Resmi veriler paylaşılmadığı için gemideki tehlikeli atık miktarı tartışılmaya devam ederken, Aliağa'da asbestli gemi sökümüne karşı dün eylem yapan yurttaşlar "Geleceğimiz karartılmak isteniyor. Ülkemiz, dünya gemilerinin çöplüğü değildir. Zehirlenmek istemiyoruz" demişti.
62 yaşında bir uçak gemisi
Nae Sao Paulo 62 yaşında Fransız yapımı bir uçak gemisi. Gemi daha önce sökülen "Clemenceau" adlı gemiyle kardeş; yani aynı yılda yapılmış ve benzer yapıda. Geçtiğimiz yıllarda gemi Fransa tarafından Brezilya donanmasına satılıyor. Aliağa gemi söküm tesislerine getirilmesi planlanan gemi henüz Brezilya'da. Brezilya'daki çevre örgütleri de bu gemiyle ilgili bir mücadele yürütüyor.
Pasifik Okyanusu'nda çeşitli nükleer denemelere de katılan Sao Paulo'nun yapımında, dönemin tekniği gereği, büyük miktarda asbest kullanılmış. Çevre, Şehircilik ve İklim Değişikliği Bakanlığı gemide tehlikeli, riskli herhangi bir durum tespit edilmediğini öne sürse de, "Clemenceau" adlı gemiyle kıyaslayınca yüzlerce ton tehlikeli atık Türkiye'ye sokulacak.
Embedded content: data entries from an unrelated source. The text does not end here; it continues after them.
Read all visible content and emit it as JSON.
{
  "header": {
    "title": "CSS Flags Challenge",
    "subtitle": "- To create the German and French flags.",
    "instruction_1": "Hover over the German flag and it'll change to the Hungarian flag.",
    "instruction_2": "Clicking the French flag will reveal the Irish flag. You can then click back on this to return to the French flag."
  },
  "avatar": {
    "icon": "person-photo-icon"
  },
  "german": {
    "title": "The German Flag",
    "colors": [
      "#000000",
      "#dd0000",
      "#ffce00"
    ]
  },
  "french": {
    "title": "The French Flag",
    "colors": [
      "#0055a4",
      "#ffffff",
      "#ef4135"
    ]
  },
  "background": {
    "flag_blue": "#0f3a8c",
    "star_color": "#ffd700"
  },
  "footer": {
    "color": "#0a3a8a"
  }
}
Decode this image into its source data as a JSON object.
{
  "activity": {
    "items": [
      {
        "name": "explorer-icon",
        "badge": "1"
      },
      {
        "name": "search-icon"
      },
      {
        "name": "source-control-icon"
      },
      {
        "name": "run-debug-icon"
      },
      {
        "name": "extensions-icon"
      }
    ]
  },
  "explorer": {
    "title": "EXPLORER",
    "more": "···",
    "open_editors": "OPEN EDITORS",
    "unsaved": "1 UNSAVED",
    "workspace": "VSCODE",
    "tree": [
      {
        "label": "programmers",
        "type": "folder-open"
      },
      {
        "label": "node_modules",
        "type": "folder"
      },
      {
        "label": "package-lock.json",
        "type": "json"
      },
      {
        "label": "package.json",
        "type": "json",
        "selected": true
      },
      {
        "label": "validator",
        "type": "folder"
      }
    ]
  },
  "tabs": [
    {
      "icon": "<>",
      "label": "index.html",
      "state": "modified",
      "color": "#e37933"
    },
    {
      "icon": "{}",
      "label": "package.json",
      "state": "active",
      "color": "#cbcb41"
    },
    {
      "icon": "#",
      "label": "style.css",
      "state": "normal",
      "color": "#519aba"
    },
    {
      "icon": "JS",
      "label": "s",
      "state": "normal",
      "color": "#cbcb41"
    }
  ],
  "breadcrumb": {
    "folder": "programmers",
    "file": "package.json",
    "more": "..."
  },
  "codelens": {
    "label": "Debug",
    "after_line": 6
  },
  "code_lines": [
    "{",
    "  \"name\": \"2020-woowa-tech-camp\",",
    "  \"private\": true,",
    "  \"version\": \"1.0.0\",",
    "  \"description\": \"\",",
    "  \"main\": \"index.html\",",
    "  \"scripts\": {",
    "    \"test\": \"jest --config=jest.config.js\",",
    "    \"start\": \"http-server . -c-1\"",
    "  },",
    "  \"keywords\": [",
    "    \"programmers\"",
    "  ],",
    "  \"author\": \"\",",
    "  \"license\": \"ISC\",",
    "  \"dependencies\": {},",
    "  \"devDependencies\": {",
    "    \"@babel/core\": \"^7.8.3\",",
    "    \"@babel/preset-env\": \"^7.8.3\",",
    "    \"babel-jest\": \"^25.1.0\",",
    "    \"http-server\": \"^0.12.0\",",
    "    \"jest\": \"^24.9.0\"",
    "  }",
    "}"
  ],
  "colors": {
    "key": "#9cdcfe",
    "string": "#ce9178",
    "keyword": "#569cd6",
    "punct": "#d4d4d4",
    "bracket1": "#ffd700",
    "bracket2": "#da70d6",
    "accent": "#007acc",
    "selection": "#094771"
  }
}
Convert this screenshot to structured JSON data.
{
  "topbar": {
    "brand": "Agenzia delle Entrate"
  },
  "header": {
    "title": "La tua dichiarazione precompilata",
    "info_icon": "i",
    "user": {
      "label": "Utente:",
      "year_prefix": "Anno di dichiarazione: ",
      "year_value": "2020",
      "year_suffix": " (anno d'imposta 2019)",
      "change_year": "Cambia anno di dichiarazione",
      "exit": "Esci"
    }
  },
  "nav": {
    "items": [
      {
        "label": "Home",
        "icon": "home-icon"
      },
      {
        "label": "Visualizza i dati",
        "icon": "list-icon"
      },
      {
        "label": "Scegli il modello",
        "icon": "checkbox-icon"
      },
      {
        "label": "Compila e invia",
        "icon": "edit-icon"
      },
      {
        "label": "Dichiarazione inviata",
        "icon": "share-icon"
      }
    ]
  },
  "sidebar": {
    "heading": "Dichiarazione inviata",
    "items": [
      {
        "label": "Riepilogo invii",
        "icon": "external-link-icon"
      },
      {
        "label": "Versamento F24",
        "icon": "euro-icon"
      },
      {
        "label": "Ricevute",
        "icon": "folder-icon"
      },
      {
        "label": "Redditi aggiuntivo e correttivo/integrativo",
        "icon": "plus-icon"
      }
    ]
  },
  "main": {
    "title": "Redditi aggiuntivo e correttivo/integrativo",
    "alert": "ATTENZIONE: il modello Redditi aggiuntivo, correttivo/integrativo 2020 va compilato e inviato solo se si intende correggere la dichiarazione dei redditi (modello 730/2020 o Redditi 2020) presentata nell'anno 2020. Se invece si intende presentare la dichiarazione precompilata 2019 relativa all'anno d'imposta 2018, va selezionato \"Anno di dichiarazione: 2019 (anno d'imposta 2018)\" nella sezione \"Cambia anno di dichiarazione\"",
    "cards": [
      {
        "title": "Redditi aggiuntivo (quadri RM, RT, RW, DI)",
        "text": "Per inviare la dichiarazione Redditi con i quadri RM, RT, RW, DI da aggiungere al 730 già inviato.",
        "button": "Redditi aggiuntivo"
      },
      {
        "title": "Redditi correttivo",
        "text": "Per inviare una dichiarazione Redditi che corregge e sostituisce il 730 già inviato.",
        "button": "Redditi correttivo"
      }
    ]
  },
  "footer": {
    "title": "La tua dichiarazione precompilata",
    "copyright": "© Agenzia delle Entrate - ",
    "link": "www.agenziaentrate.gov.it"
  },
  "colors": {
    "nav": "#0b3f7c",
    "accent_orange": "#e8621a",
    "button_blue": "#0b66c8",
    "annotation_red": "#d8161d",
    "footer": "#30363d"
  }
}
Konu yalnızca asbest değil: 'Çok sayıda ve türde tehlikeli atık var'
Geminin yaratabileceği tehlikeleri Türk Tabipleri Birliği (TTB) Halk Sağlığı Kolu üyesi Dr. Ahmet Soysal'la konuştuk. Nae Sao Paulo'nun geçmişini aktaran ve Türkiye'ye getirilip sökümüne başlanması halinde oluşabilecek tehlikeleri sıralayan Soysal, aynı zamanda bu vesileyle ülkemizde gemi söküm sektörünün yeniden ele alınması gerektiğine de işaret etti.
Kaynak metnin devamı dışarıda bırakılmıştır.